Liberal Democrat MP Wera Hobhouse was held and questioned at Hong Kong airport when she flew there to see her son and newborn grandson, before being sent back to the UK.
Ms Hobhouse, the MP for Bath who is a member of the Inter-Parliamentary Alliance on China (Ipac) which has been critical of Beijing's human rights record, has said she believes the action was taken to silence her.
Lib Dem leader Sir Ed Davey has now written to Foreign Secretary David Lammy, urging the Government to take five steps in response to Ms Hobhouse's deportation.
While Sir Ed praised the initial support offered by ministers after news of his MP's deportation, he claimed in a letter seen by the PA news agency that the Government had since 'been silent on attempts by Hong Kong officials to undermine Wera's account of her detention'.
'For as long as this silence is allowed to continue, we can only conclude that the Chinese authorities have a secret blacklist of British parliamentarians,' he wrote in the letter, also signed by Lib Dem foreign affairs spokesman Calum Miller.
Sir Ed added: 'It feels like you are now more interested in saving face with China than you are in standing up for the rights of British parliamentarians.
'There is also a wider principle at stake: if we timidly accept this kind of behaviour, it will only embolden China – together with other authoritarian states – in their efforts to intimidate us.'
In order to make clear that the treatment of Ms Hobhouse was 'unacceptable' the Lib Dems demanded that Jonathan Reynolds, the Business Secretary, should 'indefinitely postpone' a trip to China he plans to take later this year, which was first reported by the Guardian newspaper.

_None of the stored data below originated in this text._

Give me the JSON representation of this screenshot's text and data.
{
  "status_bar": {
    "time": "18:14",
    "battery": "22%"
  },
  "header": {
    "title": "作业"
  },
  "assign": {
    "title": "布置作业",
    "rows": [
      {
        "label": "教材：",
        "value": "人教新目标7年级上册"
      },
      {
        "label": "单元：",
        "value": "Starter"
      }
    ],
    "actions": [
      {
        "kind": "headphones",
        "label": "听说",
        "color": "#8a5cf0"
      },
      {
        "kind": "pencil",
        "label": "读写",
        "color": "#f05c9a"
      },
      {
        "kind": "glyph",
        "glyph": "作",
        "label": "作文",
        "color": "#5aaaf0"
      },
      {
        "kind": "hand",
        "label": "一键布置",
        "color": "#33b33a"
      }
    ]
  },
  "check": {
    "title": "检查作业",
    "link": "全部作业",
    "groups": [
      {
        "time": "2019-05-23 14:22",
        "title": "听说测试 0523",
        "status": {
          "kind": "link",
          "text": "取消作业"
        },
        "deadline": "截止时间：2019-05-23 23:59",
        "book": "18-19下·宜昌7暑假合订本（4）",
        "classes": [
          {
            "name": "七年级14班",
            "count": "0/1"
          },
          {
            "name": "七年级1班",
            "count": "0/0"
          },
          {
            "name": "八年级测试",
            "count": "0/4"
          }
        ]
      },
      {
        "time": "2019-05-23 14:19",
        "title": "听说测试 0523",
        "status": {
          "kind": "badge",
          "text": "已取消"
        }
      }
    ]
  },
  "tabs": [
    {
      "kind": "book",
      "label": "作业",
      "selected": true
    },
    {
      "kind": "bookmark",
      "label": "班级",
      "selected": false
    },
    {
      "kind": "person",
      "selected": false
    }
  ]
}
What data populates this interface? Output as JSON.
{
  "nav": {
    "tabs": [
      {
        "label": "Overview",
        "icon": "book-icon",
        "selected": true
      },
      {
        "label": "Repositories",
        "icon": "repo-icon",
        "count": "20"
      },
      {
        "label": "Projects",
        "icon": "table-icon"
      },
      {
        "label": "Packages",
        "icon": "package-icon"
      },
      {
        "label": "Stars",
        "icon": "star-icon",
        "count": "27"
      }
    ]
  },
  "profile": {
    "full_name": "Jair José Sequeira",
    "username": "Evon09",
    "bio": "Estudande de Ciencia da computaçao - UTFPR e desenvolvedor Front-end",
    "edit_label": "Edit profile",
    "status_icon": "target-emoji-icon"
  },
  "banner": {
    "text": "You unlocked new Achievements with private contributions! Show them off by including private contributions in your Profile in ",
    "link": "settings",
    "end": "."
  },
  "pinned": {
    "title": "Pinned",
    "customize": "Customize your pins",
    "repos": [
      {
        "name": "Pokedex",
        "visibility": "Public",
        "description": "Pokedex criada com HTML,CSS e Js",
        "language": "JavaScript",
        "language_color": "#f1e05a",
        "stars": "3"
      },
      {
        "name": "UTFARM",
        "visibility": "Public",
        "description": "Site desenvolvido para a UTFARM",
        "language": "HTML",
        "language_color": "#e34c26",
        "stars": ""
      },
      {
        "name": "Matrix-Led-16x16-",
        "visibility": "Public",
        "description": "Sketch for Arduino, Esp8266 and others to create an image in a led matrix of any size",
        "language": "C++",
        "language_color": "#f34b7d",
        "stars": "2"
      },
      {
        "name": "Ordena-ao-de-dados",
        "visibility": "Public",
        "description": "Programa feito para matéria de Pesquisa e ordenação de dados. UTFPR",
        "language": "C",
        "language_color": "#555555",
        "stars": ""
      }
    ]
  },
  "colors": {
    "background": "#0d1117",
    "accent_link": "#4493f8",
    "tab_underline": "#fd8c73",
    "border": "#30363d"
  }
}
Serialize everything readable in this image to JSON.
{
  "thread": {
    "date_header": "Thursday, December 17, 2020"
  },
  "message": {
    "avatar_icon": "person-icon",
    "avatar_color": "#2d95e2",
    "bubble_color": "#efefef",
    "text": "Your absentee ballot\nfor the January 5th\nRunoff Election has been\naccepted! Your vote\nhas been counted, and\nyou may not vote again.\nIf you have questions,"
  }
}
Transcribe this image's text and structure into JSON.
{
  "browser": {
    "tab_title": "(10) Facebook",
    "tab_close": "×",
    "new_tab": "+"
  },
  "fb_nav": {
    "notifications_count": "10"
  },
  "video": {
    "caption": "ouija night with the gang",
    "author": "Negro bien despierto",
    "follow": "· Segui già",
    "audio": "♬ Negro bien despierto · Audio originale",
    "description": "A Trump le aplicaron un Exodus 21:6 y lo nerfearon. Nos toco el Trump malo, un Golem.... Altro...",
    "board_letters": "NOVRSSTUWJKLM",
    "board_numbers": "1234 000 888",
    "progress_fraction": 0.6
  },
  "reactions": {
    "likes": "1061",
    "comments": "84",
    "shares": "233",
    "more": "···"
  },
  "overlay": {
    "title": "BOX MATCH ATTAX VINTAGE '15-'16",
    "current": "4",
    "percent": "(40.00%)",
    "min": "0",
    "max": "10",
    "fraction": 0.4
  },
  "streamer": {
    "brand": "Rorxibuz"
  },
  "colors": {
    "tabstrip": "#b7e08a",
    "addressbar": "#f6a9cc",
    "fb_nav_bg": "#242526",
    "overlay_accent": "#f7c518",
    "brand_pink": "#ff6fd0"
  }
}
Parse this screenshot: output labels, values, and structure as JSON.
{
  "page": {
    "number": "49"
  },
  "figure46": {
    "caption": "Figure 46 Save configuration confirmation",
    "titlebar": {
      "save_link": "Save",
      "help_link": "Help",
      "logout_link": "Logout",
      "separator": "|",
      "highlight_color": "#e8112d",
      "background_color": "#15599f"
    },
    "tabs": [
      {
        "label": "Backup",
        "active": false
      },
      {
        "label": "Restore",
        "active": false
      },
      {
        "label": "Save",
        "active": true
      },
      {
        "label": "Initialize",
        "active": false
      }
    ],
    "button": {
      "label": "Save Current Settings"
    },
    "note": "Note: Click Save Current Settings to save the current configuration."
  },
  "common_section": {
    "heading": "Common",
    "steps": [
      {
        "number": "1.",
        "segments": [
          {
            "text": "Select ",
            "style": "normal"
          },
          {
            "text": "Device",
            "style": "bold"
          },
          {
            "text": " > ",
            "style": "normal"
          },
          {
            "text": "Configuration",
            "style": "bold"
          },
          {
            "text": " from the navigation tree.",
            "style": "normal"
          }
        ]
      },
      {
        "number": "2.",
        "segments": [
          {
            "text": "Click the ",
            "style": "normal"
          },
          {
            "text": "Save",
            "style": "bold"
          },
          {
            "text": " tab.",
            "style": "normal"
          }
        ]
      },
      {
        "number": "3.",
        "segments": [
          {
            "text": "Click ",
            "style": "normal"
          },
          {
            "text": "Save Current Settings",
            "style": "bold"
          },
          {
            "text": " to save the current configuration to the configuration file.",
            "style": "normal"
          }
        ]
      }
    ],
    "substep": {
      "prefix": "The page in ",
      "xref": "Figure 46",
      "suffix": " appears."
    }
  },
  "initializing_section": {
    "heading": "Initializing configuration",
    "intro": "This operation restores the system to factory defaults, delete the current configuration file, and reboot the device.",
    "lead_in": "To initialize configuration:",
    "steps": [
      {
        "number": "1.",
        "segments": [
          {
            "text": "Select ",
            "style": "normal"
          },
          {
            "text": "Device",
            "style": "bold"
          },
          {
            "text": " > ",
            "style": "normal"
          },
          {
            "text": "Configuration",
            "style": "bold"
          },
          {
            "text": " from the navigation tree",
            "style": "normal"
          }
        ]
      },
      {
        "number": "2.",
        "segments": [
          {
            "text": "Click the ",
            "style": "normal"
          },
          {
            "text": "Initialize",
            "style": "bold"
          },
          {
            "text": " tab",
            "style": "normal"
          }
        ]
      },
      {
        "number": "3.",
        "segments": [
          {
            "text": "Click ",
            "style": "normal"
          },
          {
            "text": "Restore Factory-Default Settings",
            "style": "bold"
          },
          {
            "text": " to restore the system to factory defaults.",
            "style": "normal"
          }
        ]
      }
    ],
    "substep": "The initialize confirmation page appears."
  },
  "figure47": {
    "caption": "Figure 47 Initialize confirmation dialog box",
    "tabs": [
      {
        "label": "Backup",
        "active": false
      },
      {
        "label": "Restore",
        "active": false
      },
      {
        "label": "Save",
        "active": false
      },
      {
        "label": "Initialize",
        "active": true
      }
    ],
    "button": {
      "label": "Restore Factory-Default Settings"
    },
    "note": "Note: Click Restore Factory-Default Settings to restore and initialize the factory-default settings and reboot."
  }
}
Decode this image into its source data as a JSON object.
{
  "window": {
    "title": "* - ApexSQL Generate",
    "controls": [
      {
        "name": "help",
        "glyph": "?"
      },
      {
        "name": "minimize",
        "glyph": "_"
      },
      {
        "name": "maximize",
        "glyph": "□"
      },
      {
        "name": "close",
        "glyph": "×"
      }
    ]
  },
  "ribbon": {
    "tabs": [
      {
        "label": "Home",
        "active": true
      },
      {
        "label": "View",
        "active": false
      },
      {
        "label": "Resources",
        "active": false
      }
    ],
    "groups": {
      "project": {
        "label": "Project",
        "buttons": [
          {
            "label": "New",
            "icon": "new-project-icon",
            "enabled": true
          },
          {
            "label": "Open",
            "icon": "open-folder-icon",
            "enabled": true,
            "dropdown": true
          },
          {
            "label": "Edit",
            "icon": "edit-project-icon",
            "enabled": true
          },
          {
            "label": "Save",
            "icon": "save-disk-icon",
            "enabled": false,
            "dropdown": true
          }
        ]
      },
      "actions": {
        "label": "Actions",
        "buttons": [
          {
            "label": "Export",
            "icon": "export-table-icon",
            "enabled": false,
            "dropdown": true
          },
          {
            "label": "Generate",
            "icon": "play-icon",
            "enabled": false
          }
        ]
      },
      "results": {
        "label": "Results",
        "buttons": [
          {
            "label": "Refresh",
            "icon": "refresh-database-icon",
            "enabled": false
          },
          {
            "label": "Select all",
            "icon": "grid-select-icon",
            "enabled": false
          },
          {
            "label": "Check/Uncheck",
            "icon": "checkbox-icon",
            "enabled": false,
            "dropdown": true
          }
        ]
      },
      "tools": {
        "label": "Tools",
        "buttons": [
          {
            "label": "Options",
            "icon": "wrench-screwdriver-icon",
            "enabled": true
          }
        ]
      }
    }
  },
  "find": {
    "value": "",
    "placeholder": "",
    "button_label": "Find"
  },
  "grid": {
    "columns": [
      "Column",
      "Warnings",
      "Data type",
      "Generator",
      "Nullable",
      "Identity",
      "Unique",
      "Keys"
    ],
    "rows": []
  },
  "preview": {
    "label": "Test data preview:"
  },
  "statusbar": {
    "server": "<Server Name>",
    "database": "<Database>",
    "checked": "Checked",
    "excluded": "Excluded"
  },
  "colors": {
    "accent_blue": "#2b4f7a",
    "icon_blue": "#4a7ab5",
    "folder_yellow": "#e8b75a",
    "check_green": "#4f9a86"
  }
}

The party also said Chinese and Hong Kong legislators should be blocked from entering the UK 'until we have clear answers as to why Wera was refused entry'.
Sir Ed also reiterated his calls for Hong Kong authorities to release any footage or transcript from Ms Hobhouse's interrogation, and for the Chinese ambassador to be summoned to give an account of what happened.
The Foreign Office should also publish any 'relevant minutes' from trade minister Douglas Alexander's meetings with Chinese officials during his visit to the country this week, the Lib Dems said.